Multidão – Mas, acima de tudo, uma multidão de fiéis calculada em cerca de um milhão de pessoas, vindas de todos os cantos da Terra, invadiu as ruas de Roma para dar seu último adeus ao papa peregrino. Nas colunas de Bernini da praça de São Pedro, 300 mil pessoas se aglomeraram para assistir à missa por João Paulo II, enquanto outras 700 mil se espalhavam em vários pontos de Roma, onde foram instalados telões. Nos dias anteriores ao enterro, outro milhão de peregrinos esperou até 24 horas numa fila interminável para ver o corpo do papa. Um espetáculo inusitado, típico da sociedade de massas que Karol Wojtyla tanto condenou.
Apesar dos temores de tumultos ou atentados terroristas, a cerimônia foi impecável. Num caixão de cipreste marcado com uma cruz e o M da Virgem Maria e carregado por 12 funcionários do Vaticano, o corpo de João Paulo II foi levado da Basílica para a praça de São Pedro, onde o cardeal alemão Joseph Ratzinger, decano do Colégio Cardinalício e presidente da Congregação para a Doutrina da Fé, celebrou a missa em memória do pontífice morto, oficiando em latim a cerimônia, que teve início um pouco antes das 10h30 locais (5h30 de Brasília). “O papa nos vê e abençoa”, disse Ratzinger ao concluir a homilia. “Agora, ele está diante da janela do Senhor”, disse o decano. A homilia do cardeal foi interrompida cerca de dez vezes por aplausos entusiasmados da multidão. Enquanto a missa era celebrada, milhares de pessoas pediam a canonização imediata de João Paulo II aos brados de santo subito! (santo já!). Terminada a missa às 12h30 locais (7h30 em Brasília), o caixão foi levado para a Basílica de São Pedro, onde João Paulo II foi sepultado na cripta em que estava enterrado o papa João XXIII até 1997, antes de ser beatificado.
Testamento – Mesmo morto, João Paulo II ainda surpreende. Enquanto se preparavam para o conclave que elegerá o novo pontífice a partir do dia 18, os cardeais divulgaram o testamento do finado pontífice. O documento sugere que o papa pensou em renunciar no ano 2000, no jubileu do cristianismo. “É preciso que eu me pergunte se não é hora de seguir o exemplo de Simeão, na Bíblia, e nunc dimittis.” A palavra dimittis significa renunciar, ir para outro lugar, demitir, partir.

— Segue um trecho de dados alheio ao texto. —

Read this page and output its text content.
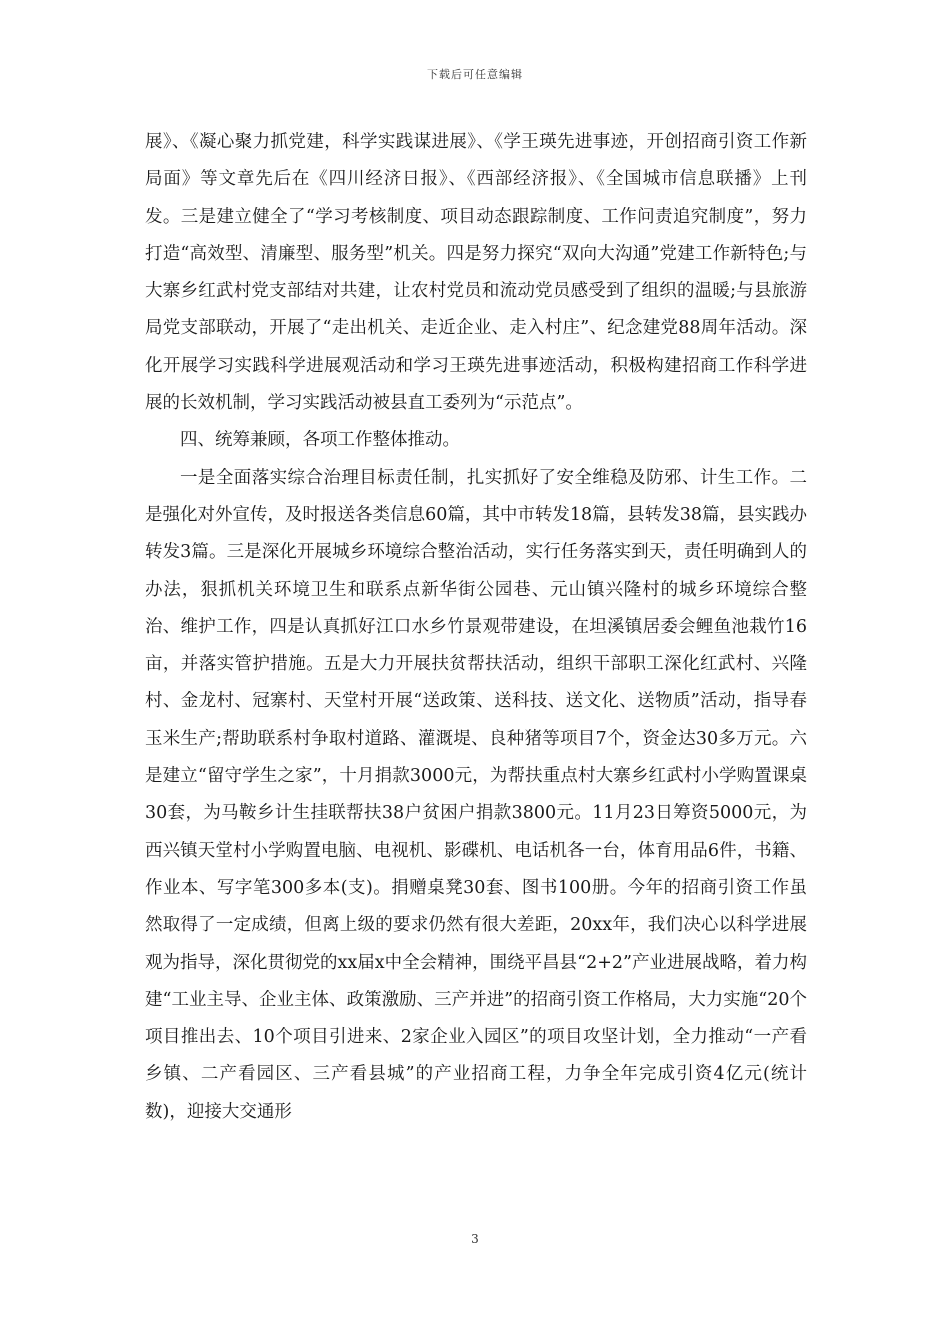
下载后可任意编辑

展》、《凝心聚力抓党建，科学实践谋进展》、《学王瑛先进事迹，开创招商引资工作新局面》等文章先后在《四川经济日报》、《西部经济报》、《全国城市信息联播》上刊发。三是建立健全了“学习考核制度、项目动态跟踪制度、工作问责追究制度”，努力打造“高效型、清廉型、服务型”机关。四是努力探究“双向大沟通”党建工作新特色;与大寨乡红武村党支部结对共建，让农村党员和流动党员感受到了组织的温暖;与县旅游局党支部联动，开展了“走出机关、走近企业、走入村庄”、纪念建党88周年活动。深化开展学习实践科学进展观活动和学习王瑛先进事迹活动，积极构建招商工作科学进展的长效机制，学习实践活动被县直工委列为“示范点”。

四、统筹兼顾，各项工作整体推动。

一是全面落实综合治理目标责任制，扎实抓好了安全维稳及防邪、计生工作。二是强化对外宣传，及时报送各类信息60篇，其中市转发18篇，县转发38篇，县实践办转发3篇。三是深化开展城乡环境综合整治活动，实行任务落实到天，责任明确到人的办法，狠抓机关环境卫生和联系点新华街公园巷、元山镇兴隆村的城乡环境综合整治、维护工作，四是认真抓好江口水乡竹景观带建设，在坦溪镇居委会鲤鱼池栽竹16亩，并落实管护措施。五是大力开展扶贫帮扶活动，组织干部职工深化红武村、兴隆村、金龙村、冠寨村、天堂村开展“送政策、送科技、送文化、送物质”活动，指导春玉米生产;帮助联系村争取村道路、灌溉堤、良种猪等项目7个，资金达30多万元。六是建立“留守学生之家”，十月捐款3000元，为帮扶重点村大寨乡红武村小学购置课桌30套，为马鞍乡计生挂联帮扶38户贫困户捐款3800元。11月23日筹资5000元，为西兴镇天堂村小学购置电脑、电视机、影碟机、电话机各一台，体育用品6件，书籍、作业本、写字笔300多本(支)。捐赠桌凳30套、图书100册。今年的招商引资工作虽然取得了一定成绩，但离上级的要求仍然有很大差距，20xx年，我们决心以科学进展观为指导，深化贯彻党的xx届x中全会精神，围绕平昌县“2+2”产业进展战略，着力构建“工业主导、企业主体、政策激励、三产并进”的招商引资工作格局，大力实施“20个项目推出去、10个项目引进来、2家企业入园区”的项目攻坚计划，全力推动“一产看乡镇、二产看园区、三产看县城”的产业招商工程，力争全年完成引资4亿元(统计数)，迎接大交通形

3
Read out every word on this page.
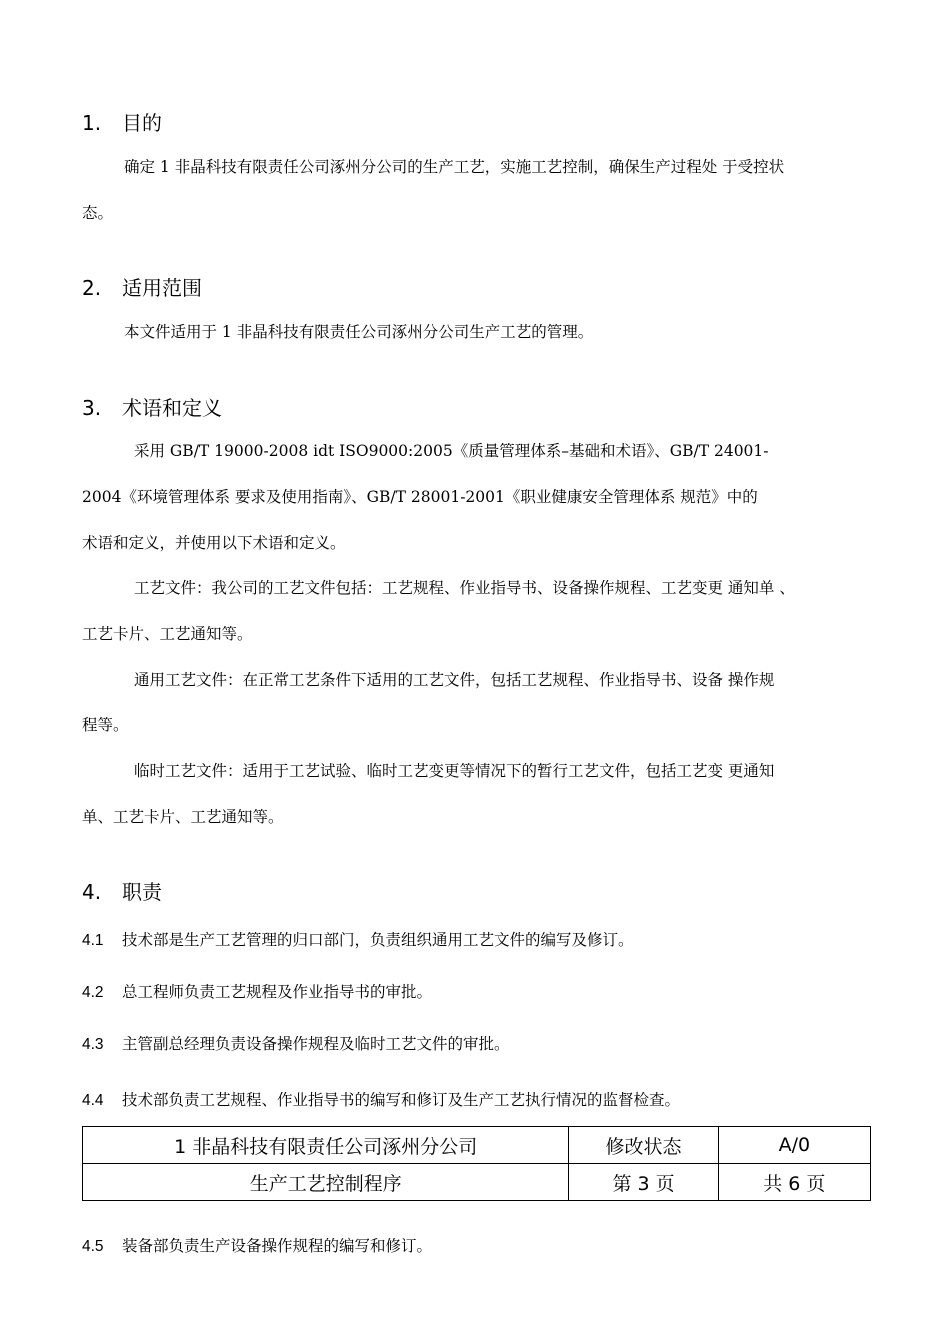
1. 目的
确定 1 非晶科技有限责任公司涿州分公司的生产工艺，实施工艺控制，确保生产过程处 于受控状
态。
2. 适用范围
本文件适用于 1 非晶科技有限责任公司涿州分公司生产工艺的管理。
3. 术语和定义
采用 GB/T 19000-2008 idt ISO9000:2005《质量管理体系–基础和术语》、GB/T 24001-
2004《环境管理体系 要求及使用指南》、GB/T 28001-2001《职业健康安全管理体系 规范》中的
术语和定义，并使用以下术语和定义。
工艺文件：我公司的工艺文件包括：工艺规程、作业指导书、设备操作规程、工艺变更 通知单 、
工艺卡片、工艺通知等。
通用工艺文件：在正常工艺条件下适用的工艺文件，包括工艺规程、作业指导书、设备 操作规
程等。
临时工艺文件：适用于工艺试验、临时工艺变更等情况下的暂行工艺文件，包括工艺变 更通知
单、工艺卡片、工艺通知等。
4. 职责
4.1 技术部是生产工艺管理的归口部门，负责组织通用工艺文件的编写及修订。
4.2 总工程师负责工艺规程及作业指导书的审批。
4.3 主管副总经理负责设备操作规程及临时工艺文件的审批。
4.4 技术部负责工艺规程、作业指导书的编写和修订及生产工艺执行情况的监督检查。
1 非晶科技有限责任公司涿州分公司	修改状态	A/0
生产工艺控制程序	第 3 页	共 6 页
4.5 装备部负责生产设备操作规程的编写和修订。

Outra surpresa revelada pelo testamento foi a intenção inicial de Wojtyla de ser enterrado em sua terra natal, a Polônia. Esse desejo seria depois sepultado, o que revela que o papa tinha consciência de que seu papel histórico, afinal de contas, transcendia em muito o do cardeal Karol Wojtyla, de Cracóvia. Suas exéquias foram uma prova disso.